Oil is also gearing up for another bullish American Petroleum Institute (API) report. While Hurricane Dorian no doubt will start messing with the data, we are still expecting a pretty sizable draw. Private forecasters are reporting at least 700,000 draw at the Cushing delivery hub in Oklahoma and U.S. oil imports into the Gulf should drop dramatically from last week’s pre-storm surge. We are looking for crude oil supply to fall by 3.0 million barrels and we’re looking for products to fall by 3.0 million barrels as well.

More talk of shale pullbacks and fiscal discipline should lower U.S. shale production expectations. Decline rates are rising and rig counts are falling and are not painting a pretty production outlook. Oil demand drops in the U.S. have not happened and talk of falling global demand looks to be more overstated than understated. Demand in China stays strong and may get stronger with more economic stimulus on the way.

OPEC Sec Gen Barkindo: "The Oil Market Is Not Being Driven By Fundamentals"

Natural gas should stay strong with all the heat down south.

Thanks,

Phil Flynn

Re: Oil Price - Sept 10

Posted: Tue Sep 10, 2019 1:27 pm
by k1f

Re: Oil Price - Sept 10

Posted: Tue Sep 10, 2019 11:44 pm
by cmm3rd
From Ms. Geiger's article on OilPrice.com:

"While oil prices have weakened on demand fears due to the trade war between China and the United States, the tensions over Iranian oil have limited those losses. Now, with today’s administration reshuffling signaling a warming up to Iran, those trade war fears will run unchecked.

Oil prices had been trading up earlier in the day as OPEC renewed its commitment to the production quotas, and suggesting that it might extend the cuts again.
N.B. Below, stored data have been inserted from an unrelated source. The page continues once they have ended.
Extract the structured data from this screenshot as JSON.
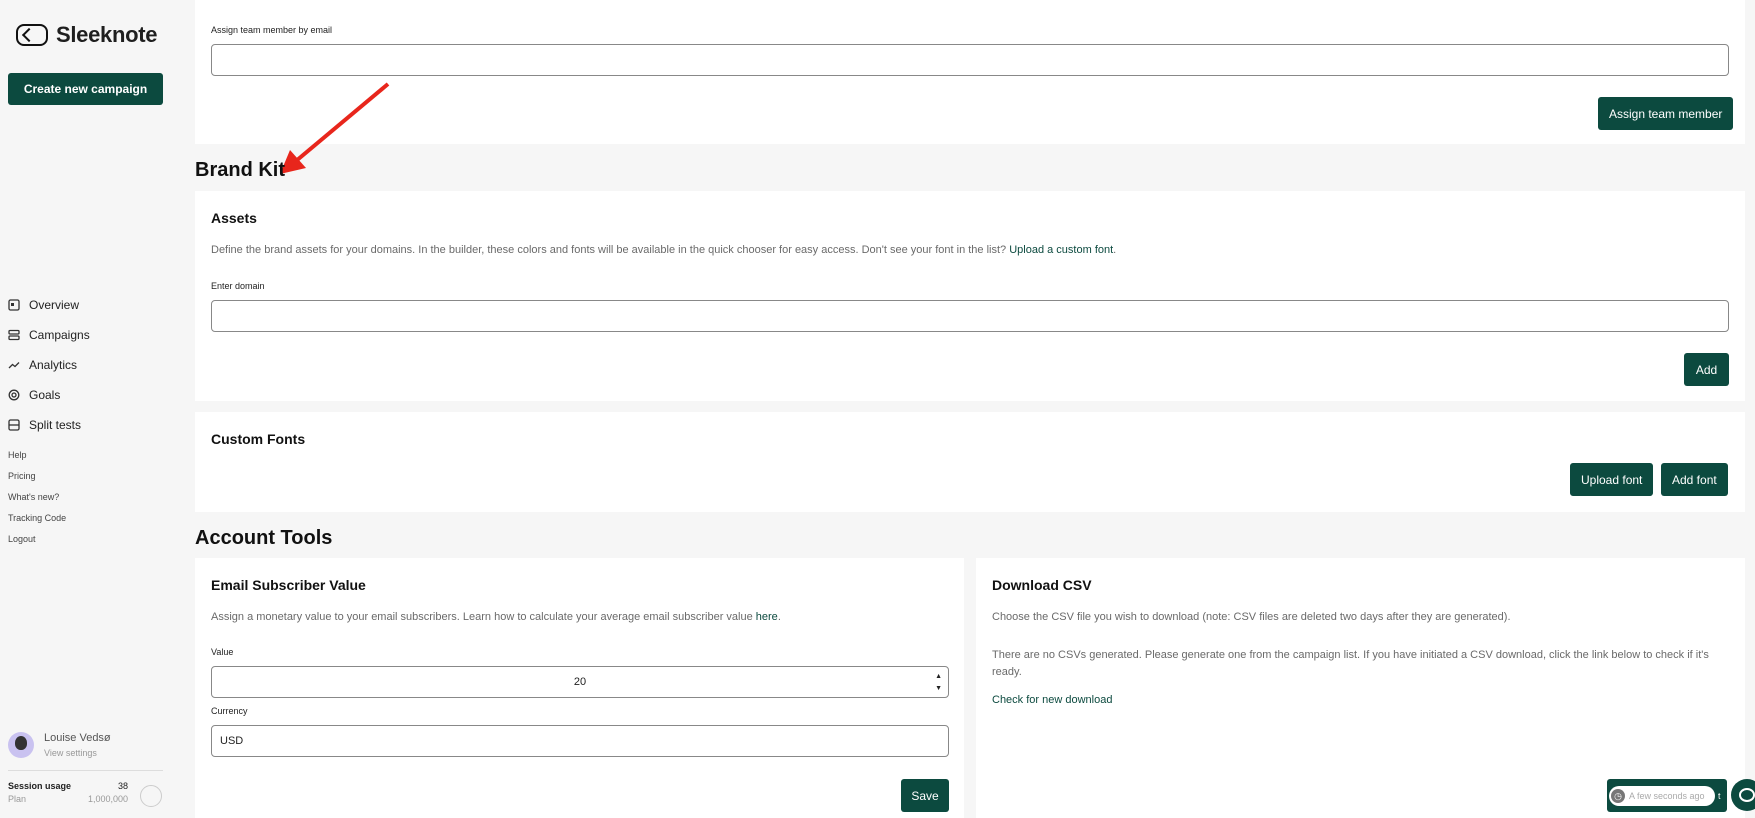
{
  "app": {
    "name": "Sleeknote"
  },
  "sidebar": {
    "create_button": "Create new campaign",
    "nav": [
      {
        "label": "Overview",
        "icon": "overview-icon"
      },
      {
        "label": "Campaigns",
        "icon": "campaigns-icon"
      },
      {
        "label": "Analytics",
        "icon": "analytics-icon"
      },
      {
        "label": "Goals",
        "icon": "goals-icon"
      },
      {
        "label": "Split tests",
        "icon": "split-tests-icon"
      }
    ],
    "links": [
      "Help",
      "Pricing",
      "What's new?",
      "Tracking Code",
      "Logout"
    ],
    "user": {
      "name": "Louise Vedsø",
      "sub": "View settings"
    },
    "session": {
      "label": "Session usage",
      "value": "38",
      "plan_label": "Plan",
      "plan_value": "1,000,000"
    }
  },
  "team": {
    "label": "Assign team member by email",
    "input_value": "",
    "button": "Assign team member"
  },
  "brand_kit": {
    "title": "Brand Kit",
    "assets": {
      "title": "Assets",
      "description": "Define the brand assets for your domains. In the builder, these colors and fonts will be available in the quick chooser for easy access. Don't see your font in the list?",
      "link": "Upload a custom font",
      "domain_label": "Enter domain",
      "domain_value": "",
      "add_button": "Add"
    },
    "fonts": {
      "title": "Custom Fonts",
      "upload_button": "Upload font",
      "add_button": "Add font"
    }
  },
  "account_tools": {
    "title": "Account Tools",
    "subscriber": {
      "title": "Email Subscriber Value",
      "description": "Assign a monetary value to your email subscribers. Learn how to calculate your average email subscriber value",
      "link": "here",
      "value_label": "Value",
      "value": "20",
      "currency_label": "Currency",
      "currency": "USD",
      "save_button": "Save"
    },
    "csv": {
      "title": "Download CSV",
      "description": "Choose the CSV file you wish to download (note: CSV files are deleted two days after they are generated).",
      "empty_text": "There are no CSVs generated. Please generate one from the campaign list. If you have initiated a CSV download, click the link below to check if it's ready.",
      "check_link": "Check for new download"
    }
  },
  "toast": {
    "text": "A few seconds ago",
    "tail": "t"
  },
  "colors": {
    "accent": "#0c4a3f",
    "background": "#f6f6f6"
  }
}
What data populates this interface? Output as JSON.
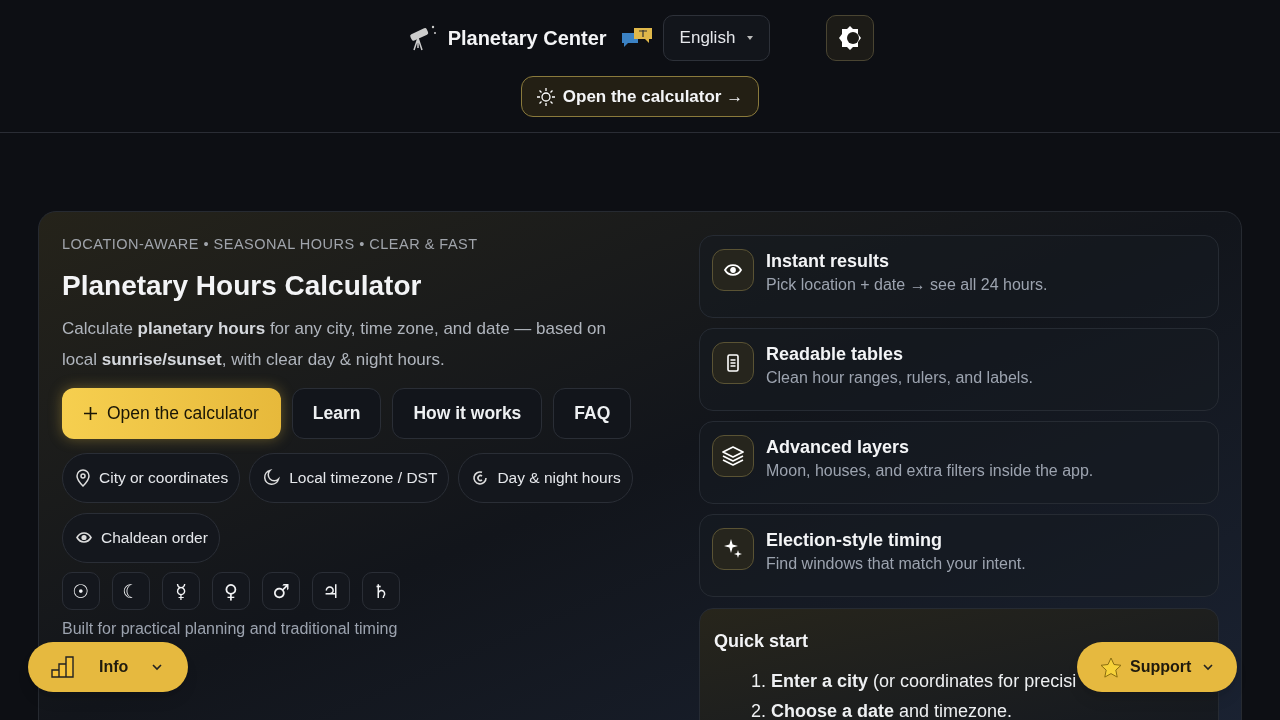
{
  "header": {
    "brand": "Planetary Center",
    "language": "English",
    "cta": "Open the calculator →"
  },
  "hero": {
    "eyebrow": "LOCATION-AWARE • SEASONAL HOURS • CLEAR & FAST",
    "title": "Planetary Hours Calculator",
    "lead": "Calculate **planetary hours** for any city, time zone, and date — based on local **sunrise/sunset**, with clear day & night hours.",
    "buttons": [
      {
        "label": "Open the calculator",
        "kind": "primary"
      },
      {
        "label": "Learn",
        "kind": "secondary"
      },
      {
        "label": "How it works",
        "kind": "secondary"
      },
      {
        "label": "FAQ",
        "kind": "secondary"
      }
    ],
    "features": [
      {
        "label": "City or coordinates",
        "kind": "pin"
      },
      {
        "label": "Local timezone / DST",
        "kind": "moon"
      },
      {
        "label": "Day & night hours",
        "kind": "cycle"
      },
      {
        "label": "Chaldean order",
        "kind": "eye"
      }
    ],
    "planets": [
      "☉",
      "☾",
      "☿",
      "♀",
      "♂",
      "♃",
      "♄"
    ],
    "note": "Built for practical planning and traditional timing"
  },
  "cards": [
    {
      "kind": "eye",
      "title": "Instant results",
      "text": "Pick location + date → see all 24 hours."
    },
    {
      "kind": "table",
      "title": "Readable tables",
      "text": "Clean hour ranges, rulers, and labels."
    },
    {
      "kind": "layers",
      "title": "Advanced layers",
      "text": "Moon, houses, and extra filters inside the app."
    },
    {
      "kind": "sparkle",
      "title": "Election-style timing",
      "text": "Find windows that match your intent."
    }
  ],
  "quick_start": {
    "title": "Quick start",
    "steps": [
      {
        "number": "1.",
        "text": "**Enter a city** (or coordinates for precisi"
      },
      {
        "number": "2.",
        "text": "**Choose a date** and timezone."
      }
    ]
  },
  "floating": {
    "info": "Info",
    "support": "Support"
  }
}
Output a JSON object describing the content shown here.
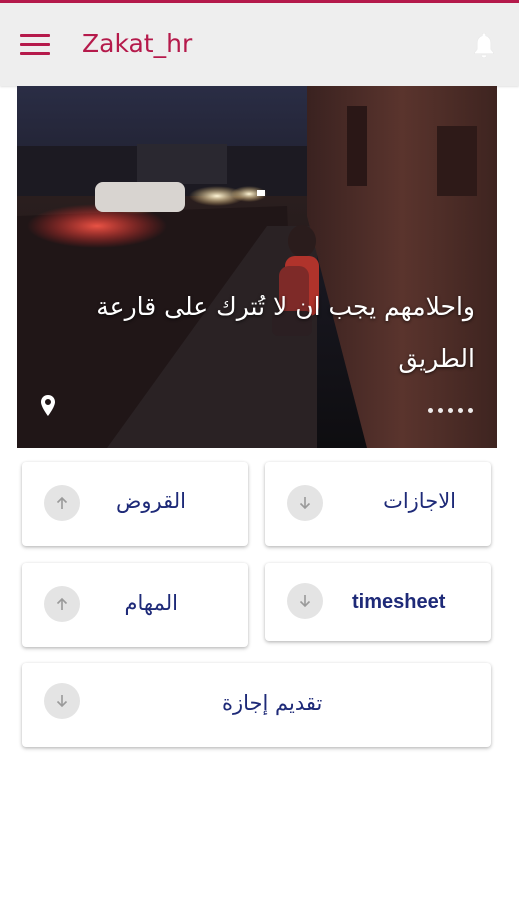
{
  "app": {
    "title": "Zakat_hr",
    "accent_color": "#b51a4b",
    "menu_icon": "hamburger-menu-icon",
    "notification_icon": "bell-icon"
  },
  "banner": {
    "caption": "واحلامهم يجب ان لا تُترك على قارعة الطريق",
    "location_icon": "location-pin-icon",
    "slide_count": 5
  },
  "actions": {
    "leaves": {
      "label": "الاجازات",
      "icon": "arrow-down-icon"
    },
    "loans": {
      "label": "القروض",
      "icon": "arrow-up-icon"
    },
    "timesheet": {
      "label": "timesheet",
      "icon": "arrow-down-icon"
    },
    "tasks": {
      "label": "المهام",
      "icon": "arrow-up-icon"
    },
    "leave_request": {
      "label": "تقديم إجازة",
      "icon": "arrow-down-icon"
    }
  }
}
By 12:28pm, WTI started to fall, reaching $57.71 (0.24%), with expectations of gloomier prices to come."

We'll see whether "those trade war fears will run unchecked" and "gloomier prices ... come."

When actual demand declines, I'll believe it. But I won't be holding my breath.

How about, on the supply side, increasing shale decline rates and declining US well productivity, declining rig counts, declining DUCs, declining inventory levels, declining days of supply, and relatively flat production since Dec. 2018 vs. predictions of a rise in US production of 1.5 - 2.0 mm bopd per year? Is the market just going to ignore it if inventory levels continue falling at the rate they have since May?

More broadly, is President Trump going to back away from his policy of denying nukes to the Iranian government and lift sanctions? More specifically, was Mr. Bolton alone responsible for the use of sanctions as a means by which to pursue a no nukes policy? We'll see.